Natejumnong Chindarat, Ruangkanchanasetr Prajej, Aimpun Pote, Supaporn Thanom
Division of Nephrology, Phramongkutklao Hospital, Bangkok, Thailand.
J Med Assoc Thai. 2006 Aug;89 Suppl 2:S121-8.
Some autoantibodies have been associated with lupus nephritis but the role of antiphospholipid antibodies (APA) is controversial.
The present study was to explore the role of APA by comparing demographic profiles and the presence of anticardiolipin antibody (aCL) and lupus anticoagulant (LA) in systemiclupus erythematosus 1 (SLE) patients with and without nephritis.
The cross-sectional study in a tertiary center was conducted in 77 SLE patients. All patients attended our renal or rheumatology clinics between June 2002 and December 2003.
Sixty-three (82%) of the 77 SLE patients had nephritis. The prevalence of antiphospholipid syndrome (APS) was 10% (8 patients), positive aCL (IgG) was 26% (20 patients) and positive LA was 26% (20 patients). The receiver operating characteristic (ROC) method was applied to assess the significance of aCL in both nephritis and non-nephritis groups. Area under the ROC curve was 0.538 (95%CI 0.312-0.765), a cutoff value of 20.5 GPL had a sensitivity of 75% and a specificity of 53%. In univariate analysis, neither positivity for anticardiolipin antibody nor lupus anticoagulant was associated with lupus nephritis. Analyzed in only the lupus nephritis group, LA-positive lupus nephritis patients had higher systolic blood pressure (SBP) (133.7 vs 121.9 mmHg, p = 0.005), lower platelet count (209.8 vs 264.4 x 10(3)/microL, p = 0.02) and higher 24-hr urine protein excretion (2.6 vs 1.4 g, p = 0.02) than LA-negative lupus nephritis patients. Serum creatinine was higher in LA-positive lupus nephritis than LA-negative (233.0 vs 94.9 micromol/L), but did not reach statistical significance.
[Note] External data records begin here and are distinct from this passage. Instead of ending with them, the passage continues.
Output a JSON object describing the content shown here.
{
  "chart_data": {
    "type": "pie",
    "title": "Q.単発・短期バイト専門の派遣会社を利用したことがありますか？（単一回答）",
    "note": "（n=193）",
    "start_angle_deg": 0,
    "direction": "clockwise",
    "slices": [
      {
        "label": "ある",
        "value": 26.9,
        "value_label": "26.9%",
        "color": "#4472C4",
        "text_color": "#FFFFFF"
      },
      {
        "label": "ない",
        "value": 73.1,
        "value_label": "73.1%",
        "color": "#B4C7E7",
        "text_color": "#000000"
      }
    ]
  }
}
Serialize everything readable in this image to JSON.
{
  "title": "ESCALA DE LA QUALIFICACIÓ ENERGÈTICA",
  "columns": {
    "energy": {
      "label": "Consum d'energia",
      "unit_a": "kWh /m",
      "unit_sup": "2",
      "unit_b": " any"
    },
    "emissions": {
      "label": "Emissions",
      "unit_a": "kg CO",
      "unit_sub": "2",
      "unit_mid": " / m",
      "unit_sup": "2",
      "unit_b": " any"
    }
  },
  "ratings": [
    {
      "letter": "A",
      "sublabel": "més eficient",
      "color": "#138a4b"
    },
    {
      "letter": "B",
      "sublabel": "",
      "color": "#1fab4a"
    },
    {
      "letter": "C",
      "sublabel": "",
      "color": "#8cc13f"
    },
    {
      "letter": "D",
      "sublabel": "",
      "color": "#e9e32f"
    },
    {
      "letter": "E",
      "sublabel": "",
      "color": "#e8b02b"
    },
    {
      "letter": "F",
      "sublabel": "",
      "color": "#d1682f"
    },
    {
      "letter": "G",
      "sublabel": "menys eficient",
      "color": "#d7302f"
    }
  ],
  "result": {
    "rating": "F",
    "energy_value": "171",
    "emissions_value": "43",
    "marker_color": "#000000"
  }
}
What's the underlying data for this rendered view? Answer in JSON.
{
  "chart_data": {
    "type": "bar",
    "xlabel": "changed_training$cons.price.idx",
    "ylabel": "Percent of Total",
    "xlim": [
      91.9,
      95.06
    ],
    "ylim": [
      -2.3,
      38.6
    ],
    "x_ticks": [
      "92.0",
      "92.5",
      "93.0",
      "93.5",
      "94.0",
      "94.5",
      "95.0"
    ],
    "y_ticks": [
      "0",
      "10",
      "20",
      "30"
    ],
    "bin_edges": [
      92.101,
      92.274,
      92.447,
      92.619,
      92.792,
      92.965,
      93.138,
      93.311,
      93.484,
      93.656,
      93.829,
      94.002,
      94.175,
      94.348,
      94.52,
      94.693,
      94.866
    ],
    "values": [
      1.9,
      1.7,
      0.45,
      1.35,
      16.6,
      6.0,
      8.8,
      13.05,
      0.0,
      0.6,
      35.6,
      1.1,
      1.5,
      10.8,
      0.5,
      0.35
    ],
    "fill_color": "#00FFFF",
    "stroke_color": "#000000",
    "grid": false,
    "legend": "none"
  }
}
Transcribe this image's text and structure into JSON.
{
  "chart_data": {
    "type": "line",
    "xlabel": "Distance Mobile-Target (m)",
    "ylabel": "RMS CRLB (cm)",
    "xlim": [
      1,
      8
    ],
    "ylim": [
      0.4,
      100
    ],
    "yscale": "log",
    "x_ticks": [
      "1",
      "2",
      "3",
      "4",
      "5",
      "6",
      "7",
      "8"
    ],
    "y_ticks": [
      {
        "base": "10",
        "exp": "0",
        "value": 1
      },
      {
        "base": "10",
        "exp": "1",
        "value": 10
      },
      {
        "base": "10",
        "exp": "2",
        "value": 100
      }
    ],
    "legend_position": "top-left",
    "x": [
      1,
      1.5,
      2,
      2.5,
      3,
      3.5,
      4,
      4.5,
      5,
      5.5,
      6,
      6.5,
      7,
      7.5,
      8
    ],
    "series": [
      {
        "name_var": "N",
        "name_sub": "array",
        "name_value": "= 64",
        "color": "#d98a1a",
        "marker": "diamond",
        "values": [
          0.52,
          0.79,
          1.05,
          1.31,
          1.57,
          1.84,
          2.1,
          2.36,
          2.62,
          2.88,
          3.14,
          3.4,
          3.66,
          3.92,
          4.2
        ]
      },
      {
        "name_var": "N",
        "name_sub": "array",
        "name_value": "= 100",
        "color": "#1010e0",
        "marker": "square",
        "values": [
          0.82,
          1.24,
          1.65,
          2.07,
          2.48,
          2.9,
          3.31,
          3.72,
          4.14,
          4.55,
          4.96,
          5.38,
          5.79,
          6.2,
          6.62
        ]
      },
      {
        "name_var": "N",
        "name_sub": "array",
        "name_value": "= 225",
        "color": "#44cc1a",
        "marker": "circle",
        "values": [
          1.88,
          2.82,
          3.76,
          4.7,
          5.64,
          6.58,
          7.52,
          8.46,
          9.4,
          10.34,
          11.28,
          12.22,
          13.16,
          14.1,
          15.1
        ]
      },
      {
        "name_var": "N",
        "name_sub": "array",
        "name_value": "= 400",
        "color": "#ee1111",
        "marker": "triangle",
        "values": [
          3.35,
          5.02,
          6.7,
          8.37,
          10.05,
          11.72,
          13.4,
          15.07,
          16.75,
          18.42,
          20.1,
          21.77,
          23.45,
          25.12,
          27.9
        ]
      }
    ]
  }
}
APA are frequently seen in SLE patients, but not associated with lupus nephritis. However lupus anticoagulant tends to associate with lupus nephritis. Detection of LA in lupus nephritis patients could identify patients who had increased risk to develop bad renal outcomes (elevated SBP and 24-hr urine protein excretion).
一些自身抗体与狼疮性肾炎相关,但抗磷脂抗体(APA)的作用存在争议。
本研究旨在通过比较有肾炎和无肾炎的系统性红斑狼疮1(SLE)患者的人口统计学特征以及抗心磷脂抗体(aCL)和狼疮抗凝物(LA)的存在情况,探讨APA的作用。
在一家三级中心对77例SLE患者进行了横断面研究。所有患者于2002年6月至2003年12月期间就诊于我们的肾脏或风湿病诊所。
77例SLE患者中有63例(82%)患有肾炎。抗磷脂综合征(APS)的患病率为10%(8例患者),aCL(IgG)阳性率为26%(20例患者),LA阳性率为26%(20例患者)。采用受试者工作特征(ROC)方法评估aCL在肾炎组和非肾炎组中的意义。ROC曲线下面积为0.538(95%CI 0.312 - 0.765),临界值20.5 GPL时,敏感性为75%,特异性为53%。在单因素分析中,抗心磷脂抗体阳性和狼疮抗凝物阳性均与狼疮性肾炎无关。仅在狼疮性肾炎组中分析,LA阳性的狼疮性肾炎患者收缩压(SBP)较高(133.7 vs 121.9 mmHg,p = 0.005),血小板计数较低(209.8 vs 264.4×10³/μL,p = 0.02),24小时尿蛋白排泄量较高(2.6 vs 1.4 g,p = 0.02),高于LA阴性的狼疮性肾炎患者。LA阳性的狼疮性肾炎患者血清肌酐高于LA阴性患者(233.0 vs 94.9 μmol/L),但未达到统计学意义。
APA在SLE患者中常见,但与狼疮性肾炎无关。然而,狼疮抗凝物倾向于与狼疮性肾炎相关。检测狼疮性肾炎患者的LA可识别出发生不良肾脏结局(SBP升高和24小时尿蛋白排泄增加)风险增加的患者。